Carl, who has been Head Chef at TSK since it launched in 2011, started his career in the kitchens of Merchant Taylors’, one of London’s oldest kitchens. Here he catered mostly for banquets, occasionally feeding royalty like the Emperor of Japan. After his stately stint he moved on to The Gloucester Hotel and The Bailey’s Hotel, both in Kensington, before moving on to St John’s Tavern, a highly regarded gastro pub in Archway, North London. Carl’s love affair with Oxford started at Magdalen Arms – not a bad place to start – before taking the lead at TSK in 2011.

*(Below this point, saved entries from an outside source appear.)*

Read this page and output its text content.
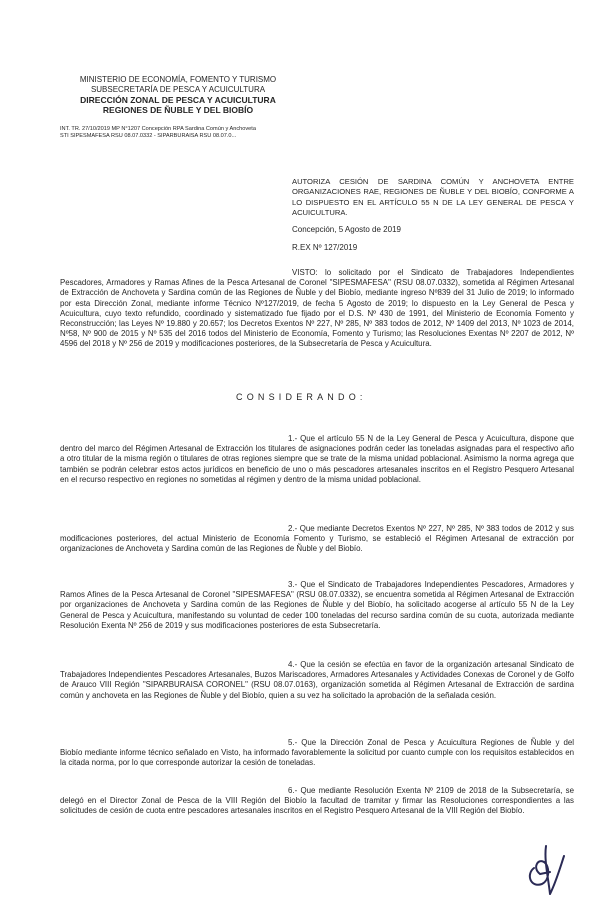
MINISTERIO DE ECONOMÍA, FOMENTO Y TURISMO
SUBSECRETARÍA DE PESCA Y ACUICULTURA
DIRECCIÓN ZONAL DE PESCA Y ACUICULTURA
REGIONES DE ÑUBLE Y DEL BIOBÍO
INT. TR. 27/10/2019 MP N°1207 Concepción RPA Sardina Común y Anchoveta
STI SIPESMAFESA RSU 08.07.0332 - SIPARBURAISA RSU 08.07.0...
AUTORIZA CESIÓN DE SARDINA COMÚN Y ANCHOVETA ENTRE ORGANIZACIONES RAE, REGIONES DE ÑUBLE Y DEL BIOBÍO, CONFORME A LO DISPUESTO EN EL ARTÍCULO 55 N DE LA LEY GENERAL DE PESCA Y ACUICULTURA.
Concepción, 5 Agosto de 2019
R.EX Nº 127/2019

VISTO: lo solicitado por el Sindicato de Trabajadores Independientes Pescadores, Armadores y Ramas Afines de la Pesca Artesanal de Coronel "SIPESMAFESA" (RSU 08.07.0332), sometida al Régimen Artesanal de Extracción de Anchoveta y Sardina común de las Regiones de Ñuble y del Biobío, mediante ingreso Nº839 del 31 Julio de 2019; lo informado por esta Dirección Zonal, mediante informe Técnico Nº127/2019, de fecha 5 Agosto de 2019; lo dispuesto en la Ley General de Pesca y Acuicultura, cuyo texto refundido, coordinado y sistematizado fue fijado por el D.S. Nº 430 de 1991, del Ministerio de Economía Fomento y Reconstrucción; las Leyes Nº 19.880 y 20.657; los Decretos Exentos Nº 227, Nº 285, Nº 383 todos de 2012, Nº 1409 del 2013, Nº 1023 de 2014, Nº58, Nº 900 de 2015 y Nº 535 del 2016 todos del Ministerio de Economía, Fomento y Turismo; las Resoluciones Exentas Nº 2207 de 2012, Nº 4596 del 2018 y Nº 256 de 2019 y modificaciones posteriores, de la Subsecretaría de Pesca y Acuicultura.

CONSIDERANDO:

1.- Que el artículo 55 N de la Ley General de Pesca y Acuicultura, dispone que dentro del marco del Régimen Artesanal de Extracción los titulares de asignaciones podrán ceder las toneladas asignadas para el respectivo año a otro titular de la misma región o titulares de otras regiones siempre que se trate de la misma unidad poblacional. Asimismo la norma agrega que también se podrán celebrar estos actos jurídicos en beneficio de uno o más pescadores artesanales inscritos en el Registro Pesquero Artesanal en el recurso respectivo en regiones no sometidas al régimen y dentro de la misma unidad poblacional.

2.- Que mediante Decretos Exentos Nº 227, Nº 285, Nº 383 todos de 2012 y sus modificaciones posteriores, del actual Ministerio de Economía Fomento y Turismo, se estableció el Régimen Artesanal de extracción por organizaciones de Anchoveta y Sardina común de las Regiones de Ñuble y del Biobío.

3.- Que el Sindicato de Trabajadores Independientes Pescadores, Armadores y Ramos Afines de la Pesca Artesanal de Coronel "SIPESMAFESA" (RSU 08.07.0332), se encuentra sometida al Régimen Artesanal de Extracción por organizaciones de Anchoveta y Sardina común de las Regiones de Ñuble y del Biobío, ha solicitado acogerse al artículo 55 N de la Ley General de Pesca y Acuicultura, manifestando su voluntad de ceder 100 toneladas del recurso sardina común de su cuota, autorizada mediante Resolución Exenta Nº 256 de 2019 y sus modificaciones posteriores de esta Subsecretaría.

4.- Que la cesión se efectúa en favor de la organización artesanal Sindicato de Trabajadores Independientes Pescadores Artesanales, Buzos Mariscadores, Armadores Artesanales y Actividades Conexas de Coronel y de Golfo de Arauco VIII Región "SIPARBURAISA CORONEL" (RSU 08.07.0163), organización sometida al Régimen Artesanal de Extracción de sardina común y anchoveta en las Regiones de Ñuble y del Biobío, quien a su vez ha solicitado la aprobación de la señalada cesión.

5.- Que la Dirección Zonal de Pesca y Acuicultura Regiones de Ñuble y del Biobío mediante informe técnico señalado en Visto, ha informado favorablemente la solicitud por cuanto cumple con los requisitos establecidos en la citada norma, por lo que corresponde autorizar la cesión de toneladas.

6.- Que mediante Resolución Exenta Nº 2109 de 2018 de la Subsecretaría, se delegó en el Director Zonal de Pesca de la VIII Región del Biobío la facultad de tramitar y firmar las Resoluciones correspondientes a las solicitudes de cesión de cuota entre pescadores artesanales inscritos en el Registro Pesquero Artesanal de la VIII Región del Biobío.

Created as a revenue stream for sister charity Oxford Hub, TSK runs as a non profit social enterprise, alongside a lesser known B&B, The Tower House and soon to be joined by Oxfork, along with the future planned Turl Street Pantry – watch this space for previews of both!
The ever popular and nationally regarded Turl Street Kitchen are well known locally for having very little food waste, while still managing to serve up imaginative and ever-changing dishes. Producing, rather impressively, a brand new menu for each and every lunch and dinner service – that’s fourteen full menus every week, with menus being published a mere couple of hours before service. *GULP*
So, how on earth do they manage it?! According to Carl, it’s all in the planning – menu planning that is. Menus are planned at least 1 day or shift ahead, with room for leftovers from previous service to be incorporated. Mains usually consist of 2 meat dishes, 2 veg and 1 fish, with 20-30 portions of each. The trick here is to use local produce (some of which is sourced a few footsteps away at Oxford’s Covered Market) and to have a repertoire of versatile dishes. So, what’s in Carl’s repertoire? Grilled whole fish, braised and slow cooked meats that can be cooked on low overnight, roasts and cook to order dishes, plus soups and frittatas – most of which are excellent for using up leftovers from their previous shift.
I asked Carl for his top tips on reducing food waste at home:
- Have a repertoire of dishes for leftovers. Carl recommends soups, bakes and frittatas*
- Plan your weekly menu and write a shopping list for everything you need
- Make it tasty – who wants to leave food on the plate when it tastes great!
- Buy less – if you need more, just pop to your local grocer/butcher/market
* If you fancy trying Carl’s frittata out for yourself, his recipe is pretty simple: 2-3 eggs plus roughly 80ml of semi skimmed milk per person, added to your choice of fillings. Or, if you fancy something a little more decadent, Carl’s base mix for a bake is 70g creme fraiche plus 80ml double cream.